Strong auto sales, revived merger and acquisition activity and an expected product launch from Apple helped propel stocks higher in a week that also featured some major headwinds.
Despite uncertainty over Syria and a disappointing jobs report at the week’s close, all three leading indices posted gains for the holiday-shortened week.
The Dow Jones Industrial Average rose 112.19 (0.76 percent) to 14,922.50. The broad-based S&P 500 advanced 22.20 (1.36 percent) to 1,655.17, while the tech-rich NASDAQ Composite Index tacked on 70.14 (1.95 percent) at 3,660.01.
Markets were closed on Monday for the US Labor Day holiday.
The week’s gains were a big improvement over last month, which saw the steepest monthly declines for the Dow and S&P 500 since May last year.
Perhaps the week’s biggest bright spot was US auto sales last month, which showed the industry sold 17 percent more cars than a year ago. General Motors, Ford and Chrysler all posted double-digit gains.
The robust auto sales lifted stocks on Wednesday and “spilled over into better sentiment in general,” said Michael James, managing director of equity trading at Wedbush Securities.
Markets also digested Monday’s news that Verizon would buy out Vodafone’s 45 percent stake in their Verizon Wireless joint venture for US$130 billion. Verizon plans a record US$25 billion debt offering associated with the deal in the next week or two, a person close to the situation said.
On Tuesday, Microsoft turned heads when it announced a US$7.2 billion acquisition of Nokia’s handset business in a bid to become a bigger player in the smartphone business.
Some analysts see increased merger and acquisition activity as a sign of rising confidence in the economy.
Analysts were also cheered by an invitation from Apple announcing an event on Tuesday in California.
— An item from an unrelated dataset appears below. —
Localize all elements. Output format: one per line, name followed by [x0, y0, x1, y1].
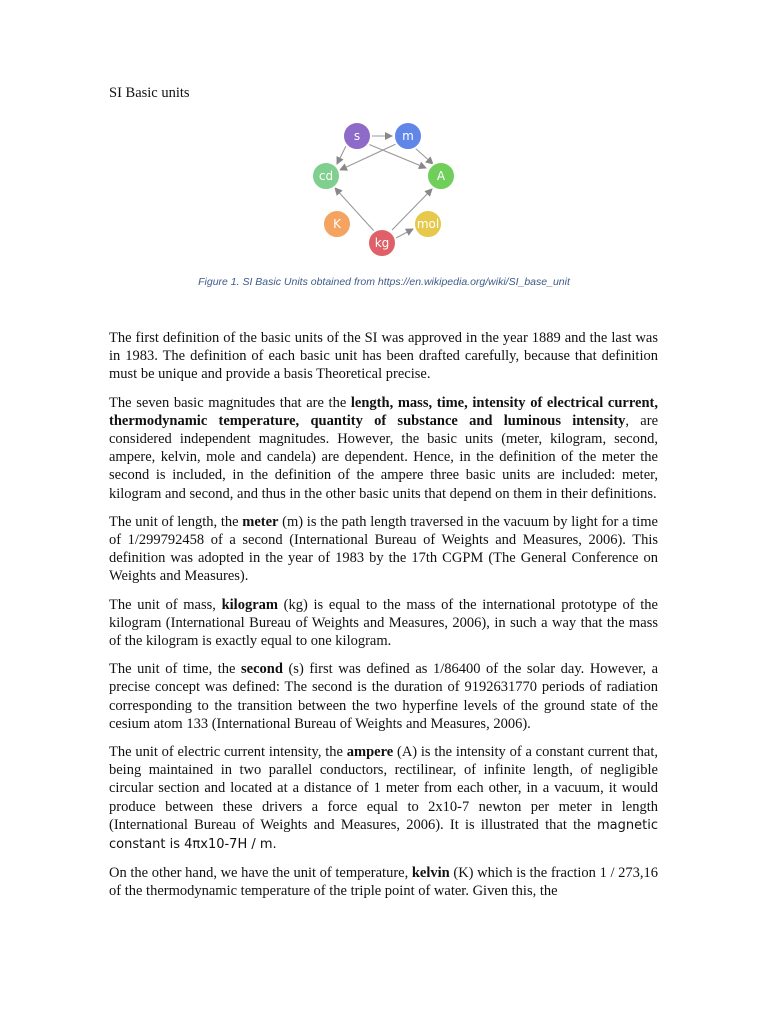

The gathering is widely expected to be an announcement of the launch of two new versions of the iPhone, including a less expensive model expected to appeal to China and other emerging markets.
On Friday, the Wall Street Journal reported that Apple was preparing to ship iPhones to China Mobile (中國移動) in a long-anticipated deal. Apple closed the week 2.3 percent higher at US$498.22.
The news on autos, telecoms and Apple helped offset Friday’s disappointing jobs report. The US Department of Labor reported a gain of 169,000 jobs last month, below the 177,000 projected by analysts. The report also slashed the jobs estimates for June and July.
The report, while “not a disaster,” was weak enough to suggest that the US Federal Reserve will either delay its plans to taper its bond-buying program, or reduce the program even more gradually than previously thought, said William Lynch, director of investment at Hinsdale Associates.
“I don’t think the economy, as sluggish as it is, can take too much in the way of tapering,” Lynch said.
Investors are also skittish over the efforts of US President Barack Obama’s administration to launch a military strike on Syria in response to Syria’s purported use of chemical weapons.
Crude oil prices on Friday rose to a 28-month high of US$110.53 in New York amid US-Russian tensions over Syria, but equity markets have reacted inconsistently to Syria news, sometimes dropping in recent weeks on Syria headlines, and sometimes not.
“Of all the risks out there, the one that has the highest probability to hurt the market in the near term is the Middle East situation,” said Scott Wren, senior equity strategist at Wells Fargo Advisors.
“The market’s not as focused on it as I think it probably ought to be,” he said.
US congressional debate on Syria is expected to dominate next week’s news. The economic calendar is relatively light, with retail sales and inflation data for last month due on Friday.
The calendar also includes a meeting on Thursday with US Securities and Exchange Commission Chair Mary Jo White and leading exchanges in the wake of the Aug. 22 outage at NASDAQ Stock Market caused by a tech glitch.
Anthony Conroy, a trader at BNY Convergex Group, predicted the market would trade in a “tight range until we get more clarity on the Fed and more clarity on Syria.”